A competição é uma oportunidade de instigar nos alunos o interesse pelo conhecimento e de aguçar a curiosidade sobre a nossa História. Por ser realizada em equipe, ela ainda possibilita o trabalho de cooperação. “Eles são exigidos ao máximo. São convidados a sair da postura de aluno e assumir o papel de pesquisador, incentivados o tempo todo ao conhecimento e assim se transformam em protagonistas da aprendizagem” lembra a educadora.

“Ao longo da vida escolar, esses jovens desenvolveram o senso crítico e a capacidade de analisar diferentes contextos. Nesse sentido, chegaram para esta olimpíada com muita bagagem. Este conjunto de atributos é o que faz destes estudantes finalistas da Olimpíada” garantiu Thaís.

O tema do ano é "Os Excluídos da História", uma perspectiva que engloba importantes personagens da construção do Brasil, mas que não tiveram o devido espaço nos livros de História do Brasil. Negros, índios, mulheres, imigrantes, loucos são características do perfil buscado pela banca avaliadora da Unicamp.

Para chegar até a final, os alunos foram aprovados em sete etapas: seis desafios online, com duração de uma semana cada, e uma presencial. Cada fase possui 11 questões mais uma tarefa a serem respondidas no prazo de uma semana.

A ONHB é uma importante ferramenta de aprendizado do ensino de História. Com gosto por pesquisas, Vitor Carias acredita que este foi o estímulo certo para que a equipe fosse adiante na competição. “O time foi crescendo ao longo das etapas. Ficamos mais interessados conforme os desafios eram propostos e, isso, nos deu mais vontade seguir adiante”, pontuou.
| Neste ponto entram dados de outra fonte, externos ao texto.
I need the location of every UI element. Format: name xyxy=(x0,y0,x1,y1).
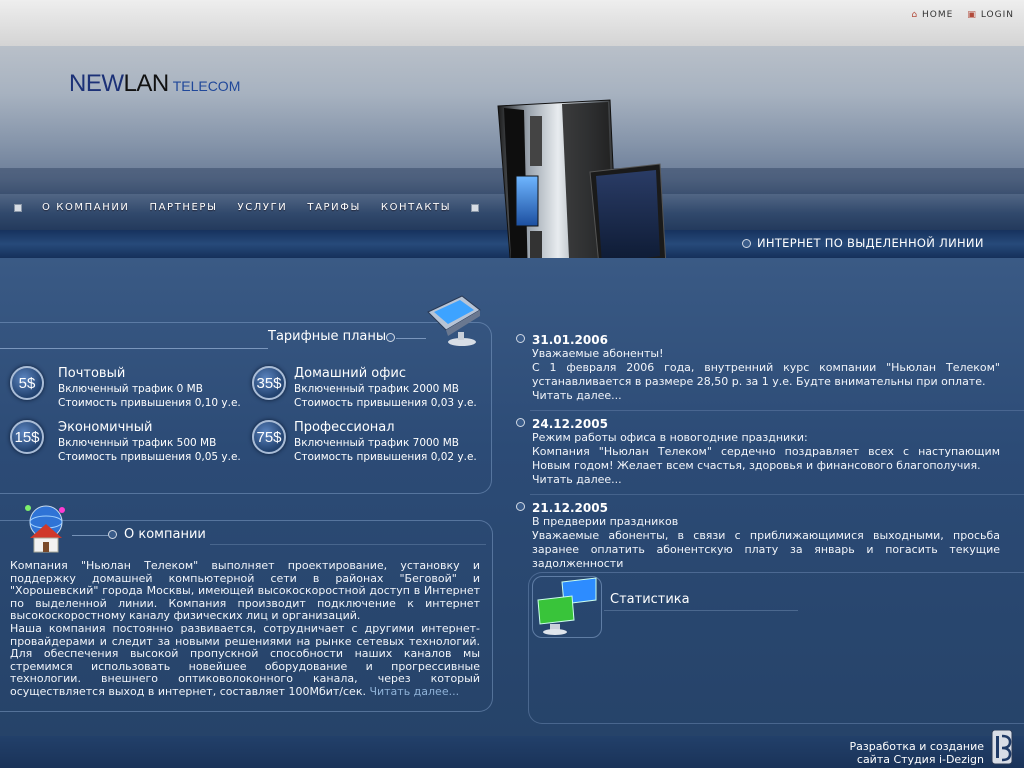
news-body: Компания "Ньюлан Телеком" сердечно поздр… xyxy=(532,445,1000,472)
logo-lan: LAN xyxy=(123,70,170,97)
tariff-overage: Стоимость привышения 0,03 у.е. xyxy=(294,396,477,409)
news-date: 21.12.2005 xyxy=(532,501,608,515)
about-title-line xyxy=(72,535,108,536)
tariff-traffic: Включенный трафик 0 MB xyxy=(58,383,203,395)
tariff-item[interactable]: 15$ Экономичный Включенный трафик 500 MB… xyxy=(10,420,241,464)
footer-credit-line-1: Разработка и создание xyxy=(849,740,984,753)
news-read-more-link[interactable]: Читать далее... xyxy=(532,473,1000,487)
news-divider xyxy=(530,494,1024,495)
news-body: С 1 февраля 2006 года, внутренний курс к… xyxy=(532,361,1000,388)
about-title: О компании xyxy=(124,527,206,542)
home-link-label: HOME xyxy=(922,10,954,20)
monitor-icon xyxy=(427,295,481,346)
tariff-name: Профессионал xyxy=(294,420,395,435)
news-item: 21.12.2005 В предверии праздников Уважае… xyxy=(516,501,1000,571)
footer-credit-line-2: сайта Студия i-Dezign xyxy=(856,753,984,766)
monitors-icon xyxy=(537,577,597,635)
login-link-label: LOGIN xyxy=(980,10,1014,20)
circle-bullet-icon xyxy=(108,530,117,539)
news-date: 31.01.2006 xyxy=(532,333,608,347)
tariffs-title: Тарифные планы xyxy=(268,329,387,344)
tariff-name: Экономичный xyxy=(58,420,153,435)
home-link[interactable]: ⌂ HOME xyxy=(911,10,953,20)
site-logo[interactable]: NEWLAN TELECOM xyxy=(69,70,240,98)
about-read-more-link[interactable]: Читать далее... xyxy=(369,685,459,698)
main-nav: О КОМПАНИИ ПАРТНЕРЫ УСЛУГИ ТАРИФЫ КОНТАК… xyxy=(14,202,480,213)
tariff-item[interactable]: 75$ Профессионал Включенный трафик 7000 … xyxy=(252,420,477,464)
statistics-panel xyxy=(528,572,1024,724)
circle-bullet-icon xyxy=(516,334,525,343)
hero-tagline-text: ИНТЕРНЕТ ПО ВЫДЕЛЕННОЙ ЛИНИИ xyxy=(757,236,984,250)
studio-logo-icon xyxy=(991,730,1013,765)
tariff-item[interactable]: 35$ Домашний офис Включенный трафик 2000… xyxy=(252,366,477,410)
news-read-more-link[interactable]: Читать далее... xyxy=(532,389,1000,403)
circle-bullet-icon xyxy=(516,418,525,427)
news-item: 31.01.2006 Уважаемые абоненты! С 1 февра… xyxy=(516,333,1000,403)
news-title: Уважаемые абоненты! xyxy=(532,347,664,360)
statistics-title-line xyxy=(604,610,798,611)
tariff-price-badge: 75$ xyxy=(252,420,286,454)
tariff-overage: Стоимость привышения 0,10 у.е. xyxy=(58,396,241,409)
news-divider xyxy=(530,410,1024,411)
lock-icon: ▣ xyxy=(967,10,977,20)
circle-bullet-icon xyxy=(386,333,395,342)
tariff-name: Домашний офис xyxy=(294,366,406,381)
about-title-line-right xyxy=(210,544,486,545)
tariff-item[interactable]: 5$ Почтовый Включенный трафик 0 MB Стоим… xyxy=(10,366,241,410)
circle-bullet-icon xyxy=(742,238,751,248)
top-bar xyxy=(0,0,1024,46)
about-text: Компания "Ньюлан Телеком" выполняет прое… xyxy=(10,559,480,699)
footer-credit[interactable]: Разработка и создание сайта Студия i-Dez… xyxy=(850,740,984,766)
nav-item-about[interactable]: О КОМПАНИИ xyxy=(42,202,130,213)
tariff-price-badge: 35$ xyxy=(252,366,286,400)
circle-bullet-icon xyxy=(516,502,525,511)
house-globe-icon xyxy=(25,505,65,553)
home-icon: ⌂ xyxy=(911,10,919,20)
news-title: В предверии праздников xyxy=(532,515,679,528)
nav-bullet-icon xyxy=(14,203,22,212)
login-link[interactable]: ▣ LOGIN xyxy=(967,10,1014,20)
about-paragraph-1: Компания "Ньюлан Телеком" выполняет прое… xyxy=(10,559,480,623)
hero-tagline: ИНТЕРНЕТ ПО ВЫДЕЛЕННОЙ ЛИНИИ xyxy=(742,236,984,250)
tariff-price-badge: 5$ xyxy=(10,366,44,400)
statistics-title: Статистика xyxy=(610,592,690,607)
nav-item-tariffs[interactable]: ТАРИФЫ xyxy=(307,202,361,213)
nav-item-services[interactable]: УСЛУГИ xyxy=(238,202,288,213)
tariff-price-badge: 15$ xyxy=(10,420,44,454)
news-title: Режим работы офиса в новогодние праздник… xyxy=(532,431,808,444)
news-body: Уважаемые абоненты, в связи с приближающ… xyxy=(532,529,1000,570)
tariff-traffic: Включенный трафик 7000 MB xyxy=(294,437,459,449)
tariff-overage: Стоимость привышения 0,02 у.е. xyxy=(294,450,477,463)
logo-telecom: TELECOM xyxy=(172,78,241,94)
nav-item-contacts[interactable]: КОНТАКТЫ xyxy=(381,202,451,213)
nav-bullet-icon xyxy=(471,203,480,212)
news-date: 24.12.2005 xyxy=(532,417,608,431)
tariff-traffic: Включенный трафик 2000 MB xyxy=(294,383,459,395)
news-item: 24.12.2005 Режим работы офиса в новогодн… xyxy=(516,417,1000,487)
tariff-traffic: Включенный трафик 500 MB xyxy=(58,437,217,449)
tariffs-title-line xyxy=(0,348,268,349)
nav-item-partners[interactable]: ПАРТНЕРЫ xyxy=(150,202,218,213)
logo-new: NEW xyxy=(69,70,124,97)
top-links: ⌂ HOME ▣ LOGIN xyxy=(911,10,1014,20)
tariff-name: Почтовый xyxy=(58,366,126,381)
tariff-overage: Стоимость привышения 0,05 у.е. xyxy=(58,450,241,463)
Segundo o Guilherme Bártholo, o principal desafio enfrentado pela equipe até o momento foi a pesquisa histórica sobre Nair de Teffé (1886-1981), personagem de grande relevância, visto que foi a primeira mulher caricaturista do mundo, porém pouco lembrada pela história tradicional. “Fomos desafiados a ir a fundo num tema, num perfil. Foi preciso ir à biblioteca, revirar documentos históricos, recortes de jornais para entender o tamanho e a importância de Nair de Teffé, uma figura fora dos padrões, mulher à frente de seu tempo”, explicou.
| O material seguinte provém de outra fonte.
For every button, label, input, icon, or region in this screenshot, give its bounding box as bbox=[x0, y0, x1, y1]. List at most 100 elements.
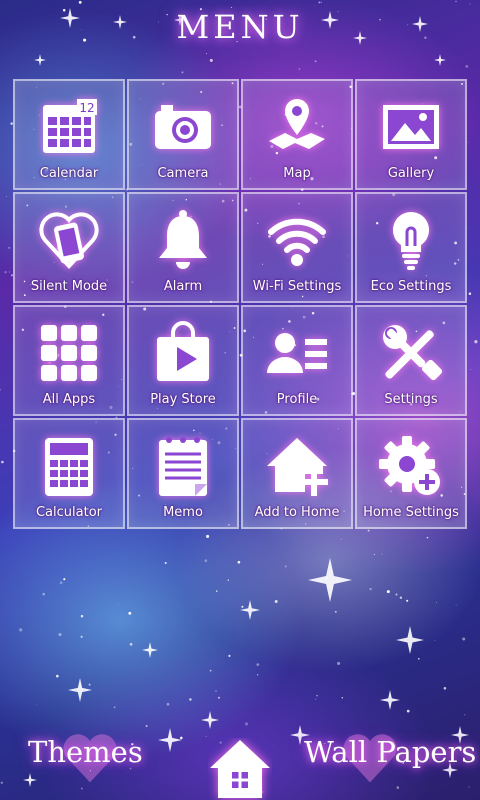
star-dot bbox=[320, 1, 322, 3]
silent-mode-icon bbox=[37, 208, 101, 272]
lightbulb-icon bbox=[379, 208, 443, 272]
star-dot bbox=[227, 579, 229, 581]
star-dot bbox=[6, 195, 7, 197]
star-dot bbox=[470, 369, 472, 370]
star-dot bbox=[465, 65, 469, 68]
sparkle-star bbox=[23, 773, 37, 787]
star-dot bbox=[395, 593, 398, 596]
star-dot bbox=[19, 628, 23, 632]
menu-item-label: Profile bbox=[276, 392, 318, 407]
star-dot bbox=[256, 674, 259, 676]
sparkle-star bbox=[34, 54, 46, 66]
menu-item-camera[interactable]: Camera bbox=[127, 79, 239, 190]
sparkle-star bbox=[201, 711, 219, 729]
menu-grid: 12 Calendar Camera Map Gallery Silent Mo… bbox=[12, 78, 468, 530]
wallpapers-button[interactable]: Wall Papers bbox=[304, 735, 476, 769]
star-dot bbox=[118, 603, 119, 605]
menu-item-settings[interactable]: Settings bbox=[355, 305, 467, 416]
menu-item-alarm[interactable]: Alarm bbox=[127, 192, 239, 303]
menu-item-profile[interactable]: Profile bbox=[241, 305, 353, 416]
menu-item-calendar[interactable]: 12 Calendar bbox=[13, 79, 125, 190]
star-dot bbox=[455, 604, 457, 606]
star-dot bbox=[1, 460, 4, 464]
star-dot bbox=[313, 5, 315, 7]
star-dot bbox=[80, 614, 84, 618]
menu-item-label: Wi-Fi Settings bbox=[252, 279, 342, 294]
star-dot bbox=[399, 596, 403, 599]
menu-item-wifi-settings[interactable]: Wi-Fi Settings bbox=[241, 192, 353, 303]
home-icon[interactable] bbox=[208, 738, 272, 800]
menu-item-home-settings[interactable]: Home Settings bbox=[355, 418, 467, 529]
menu-item-add-to-home[interactable]: Add to Home bbox=[241, 418, 353, 529]
camera-icon bbox=[151, 95, 215, 159]
star-dot bbox=[418, 658, 420, 660]
map-icon bbox=[265, 95, 329, 159]
star-dot bbox=[88, 683, 91, 686]
sparkle-star bbox=[240, 600, 260, 620]
star-dot bbox=[369, 587, 372, 591]
star-dot bbox=[462, 637, 466, 641]
star-dot bbox=[4, 270, 7, 274]
star-dot bbox=[237, 560, 241, 564]
menu-item-label: All Apps bbox=[42, 392, 96, 407]
menu-item-play-store[interactable]: Play Store bbox=[127, 305, 239, 416]
star-dot bbox=[228, 654, 231, 657]
star-dot bbox=[8, 271, 10, 273]
star-dot bbox=[0, 781, 3, 784]
menu-item-eco-settings[interactable]: Eco Settings bbox=[355, 192, 467, 303]
menu-item-gallery[interactable]: Gallery bbox=[355, 79, 467, 190]
calendar-badge: 12 bbox=[79, 101, 94, 115]
star-dot bbox=[215, 690, 217, 692]
star-dot bbox=[284, 565, 287, 568]
menu-item-label: Eco Settings bbox=[370, 279, 452, 294]
star-dot bbox=[381, 553, 383, 555]
star-dot bbox=[464, 714, 466, 716]
star-dot bbox=[206, 534, 210, 538]
star-dot bbox=[241, 605, 244, 608]
grid-icon bbox=[37, 321, 101, 385]
star-dot bbox=[78, 1, 82, 4]
star-dot bbox=[244, 722, 249, 726]
menu-item-label: Alarm bbox=[163, 279, 203, 294]
memo-icon bbox=[151, 434, 215, 498]
themes-button[interactable]: Themes bbox=[28, 735, 143, 769]
sparkle-star bbox=[396, 626, 424, 654]
sparkle-star bbox=[380, 690, 400, 710]
star-dot bbox=[334, 610, 337, 613]
menu-item-label: Play Store bbox=[150, 392, 216, 407]
star-dot bbox=[256, 663, 260, 666]
gear-plus-icon bbox=[379, 434, 443, 498]
star-dot bbox=[340, 538, 342, 540]
menu-item-label: Silent Mode bbox=[30, 279, 108, 294]
menu-item-calculator[interactable]: Calculator bbox=[13, 418, 125, 529]
page-title: MENU bbox=[176, 8, 304, 46]
menu-item-all-apps[interactable]: All Apps bbox=[13, 305, 125, 416]
sparkle-star bbox=[158, 728, 182, 752]
sparkle-star bbox=[434, 54, 446, 66]
menu-item-memo[interactable]: Memo bbox=[127, 418, 239, 529]
sparkle-star bbox=[142, 642, 158, 658]
menu-item-silent-mode[interactable]: Silent Mode bbox=[13, 192, 125, 303]
star-dot bbox=[434, 640, 436, 641]
star-dot bbox=[205, 735, 207, 738]
star-dot bbox=[406, 599, 409, 602]
star-dot bbox=[298, 68, 301, 70]
star-dot bbox=[316, 695, 318, 697]
menu-item-label: Camera bbox=[157, 166, 209, 181]
star-dot bbox=[274, 600, 278, 603]
star-dot bbox=[209, 58, 213, 62]
star-dot bbox=[474, 340, 478, 344]
star-dot bbox=[42, 592, 45, 596]
menu-item-map[interactable]: Map bbox=[241, 79, 353, 190]
star-dot bbox=[468, 786, 470, 788]
star-dot bbox=[189, 698, 192, 701]
star-dot bbox=[166, 702, 170, 706]
star-dot bbox=[80, 635, 83, 638]
star-dot bbox=[63, 578, 66, 581]
profile-icon bbox=[265, 321, 329, 385]
star-dot bbox=[209, 669, 212, 672]
star-dot bbox=[426, 536, 429, 539]
star-dot bbox=[8, 246, 11, 249]
star-dot bbox=[204, 559, 208, 562]
star-dot bbox=[180, 736, 183, 740]
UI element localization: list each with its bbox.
A Olimpíada também mobiliza temas interdisciplinares (geografia, literatura, arqueologia, urbanismo, atualidades) e tem impacto positivo na leitura, compreensão e escrita dos estudantes participantes.

Interessado em cursar a faculdade de Direito, João Vitor acredita que os desafios impostos na Olimpíada da História vão contribuir para carreira e currículo de todos. “Tenho certeza que os conhecimentos adquiridos na realização das tarefas, a intepretação e a síntese das respostas vai ajudar na preparação do vestibular e do Enem, além de ser um grande diferencial no currículo”, disse.

Na cerimônia serão distribuídas medalhas de ouro, prata e bronze, de acordo com a pontuação das equipes. Os demais participantes recebem medalhas de honra ao mérito. Neste ano, medalhistas de ouro e prata poderão concorrer a duas vagas no curso de graduação em História da Unicamp. “É uma grande vitória estar entre 314 equipes de todo o país e somente 4 do Rio de Janeiro. Além da chance de uma medalha, a troca de experiências com jovens de outros estados e a possibilidade de enriquecer o aprendizado de história num projeto tão respeitado como este é o mais valioso”, completou Thaís.